A brief howl from me, of ever-naive outrage, over the damagingly sloppy vocabulary that seems to grow like kudzu. Perhaps “metastasize” would be a better word than “grow.” Perhaps read “defiantly misleading” for “damagingly sloppy.”
In what follows, I’m talking about post-secondary education. Elementary and secondary education are different. I get that.
You’ll have noticed that in post-secondary education, “remote” learning is a word that’s come to distinguish online-because-the-pandemic-makes-us-be-online from the modality formerly known as “online learning.” I guess “online learning,” by contrast, means a permanent, baked-in revenue-generating dream modality for running robo-courses–I mean, course “templates” that are endlessly replicated at low cost to the institution, with low-paid labor to produce, tend, and propagate the replications. Oh.
Yet many “remote” educators are learning to use the new medium effectively, in ways that don’t mean isolation or alienation. Some had been working in that medium quite successfully for many years.
You’ll have noticed that the-non-remote-classes-in-physical-rooms are now referred to as “in-person” classes, as in this sentence from a recent hortatory email:
“[Our university’s] return to in-person learning is so very important for our students’ well-being and academic success.”
But there’s nothing for me to return to, as all my online classes are in-person classes. That’s me on the Zoom, live and in-person. Those are my students on the Zoom, in the chat, on the discussion forum, on their RamPage sites. We’re all there in-person.

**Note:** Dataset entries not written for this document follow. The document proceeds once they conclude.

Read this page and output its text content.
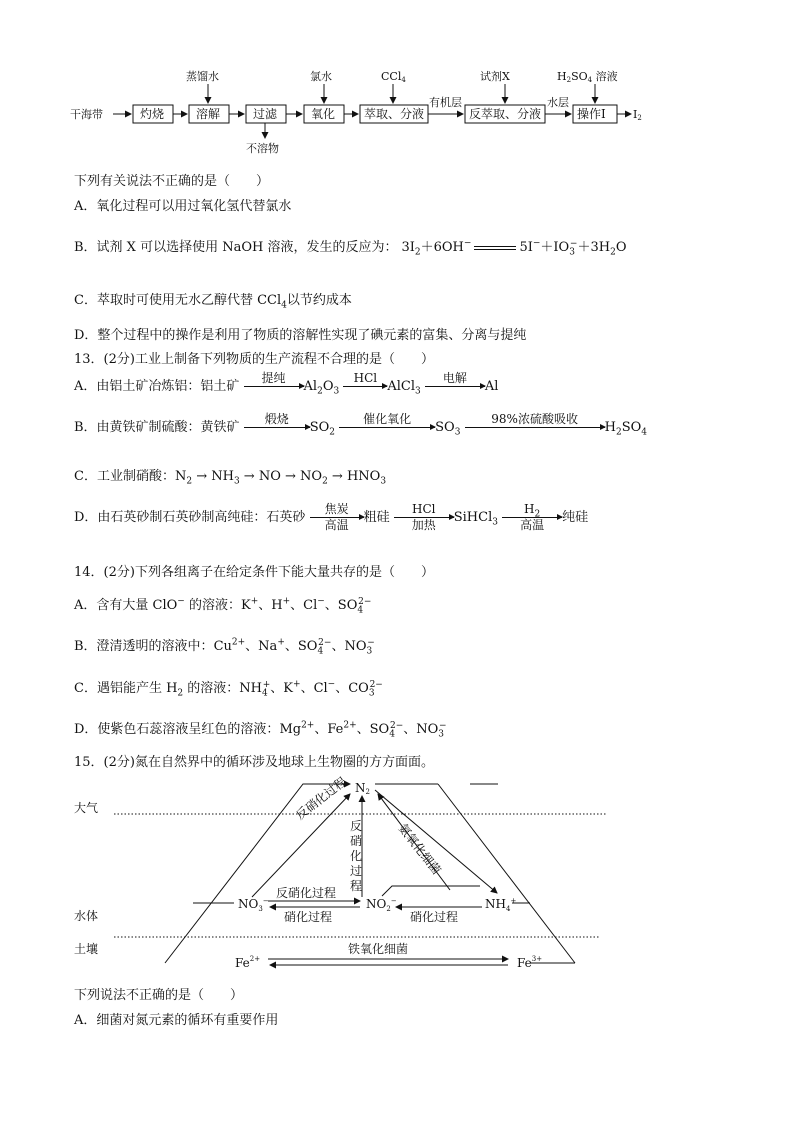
干海带	灼烧	溶解
蒸馏水
过滤
不溶物
氧化
氯水
萃取、分液
CCl4
有机层
反萃取、分液
试剂X
水层
操作I
H2SO4 溶液
I2
下列有关说法不正确的是（　　）
A．氧化过程可以用过氧化氢代替氯水
B．试剂 X 可以选择使用 NaOH 溶液，发生的反应为： $3I_2+6OH^-$	$5I^-+IO_3^-+3H_2O$
C．萃取时可使用无水乙醇代替 CCl$_4$以节约成本
D．整个过程中的操作是利用了物质的溶解性实现了碘元素的富集、分离与提纯
13．(2分)工业上制备下列物质的生产流程不合理的是（　　）
A．由铝土矿冶炼铝：铝土矿
提纯

$Al_2O_3$
HCl

AlCl$_3$
电解

Al
B．由黄铁矿制硫酸：黄铁矿
煅烧

$SO_2$
催化氧化

$SO_3$
98%浓硫酸吸收

$H_2SO_4$
C．工业制硝酸：$N_2 \to NH_3$ → NO → $NO_2 \to HNO_3$
D．由石英砂制石英砂制高纯硅：石英砂
焦炭
高温	粗硅
HCl
加热	SiHCl$_3$
$H_2$
高温	纯硅
14．(2分)下列各组离子在给定条件下能大量共存的是（　　）
A．含有大量 ClO− 的溶液：K+、H+、Cl−、$SO_4^{2-}$
B．澄清透明的溶液中：$Cu^{2+}$、Na+、$SO_4^{2-}$、$NO_3^-$
C．遇铝能产生 $H_2$ 的溶液：$NH_4^+$、K+、Cl−、$CO_3^{2-}$
D．使紫色石蕊溶液呈红色的溶液：$Mg^{2+}$、$Fe^{2+}$、$SO_4^{2-}$、$NO_3^-$
15．(2分)氮在自然界中的循环涉及地球上生物圈的方方面面。
大气
水体
土壤
N2
$NO_3^-$	$NO_2^-$	$NH_4^+$
反硝化过程
硝化过程	硝化过程
反硝化过程
反硝化过程
氨氧化细菌
$Fe^{2+}$	$Fe^{3+}$
铁氧化细菌
下列说法不正确的是（　　）
A．细菌对氮元素的循环有重要作用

Most of the learning spaces I’ve been in provide very poorly, if at all, for the supposed magic of being co-located. A state-mandated prison-spec windowless classroom has less character than a well-lighted Zoom conference. A lectern with a touch-pad control for a projector-and-screen combo is much less flexible and, I’d argue, conveys much less human connection and warmth than I can when I share a screen on Zoom during a synchronous class, or see my students there, not in front of a white sheet of reflective material, but in the medium with me, lighting up the chat, sharing links, sharing the simple camaraderie of a hearty “good morning” as class begins.
I’d say we need better terms than “in-person” and “face-to-face”–especially the latter, if we’re still masked when we walk into those arid rooms again, as it’s likely we will be. Truthfully, we’ve needed better terms for a long time. Or have the wrong terms proved, well, somehow useful for the bottom line, whatever it might be?
<deep breath>
What of myself do I bring to the encounter? What of my students’ selves do I ask that they bring to the encounter? Those questions have been renewed for me during this terrible yet revelatory time.
As Bob Dylan once sang (and Jimi Hendrix sang even better), “So let us not talk falsely now, the hour is getting late.”
I think sometimes, when so many words move about so freely and oft miscommunicated or misunderstood, and there too is so much tension, we need to center ourselves in the simplest forms. The early language of the things that have grown so complex. No more talking falsely of the machinations of words we created. A simpler time. A deeper breath.
These days it seems everyone is in the word salad business trying to make a name. Or a buck.
ps. I love the “howl” at the start and then at the last so closely tie to the song.
I hear you, Gardner. I do.
@Todd. My mind wind begins to howl with this post for me.
May I add one other word, a most daunting concept that seems to mutate meaning every time I hear it discussed, no, just mentioned on TV and taken for granted? That would be: “Education”.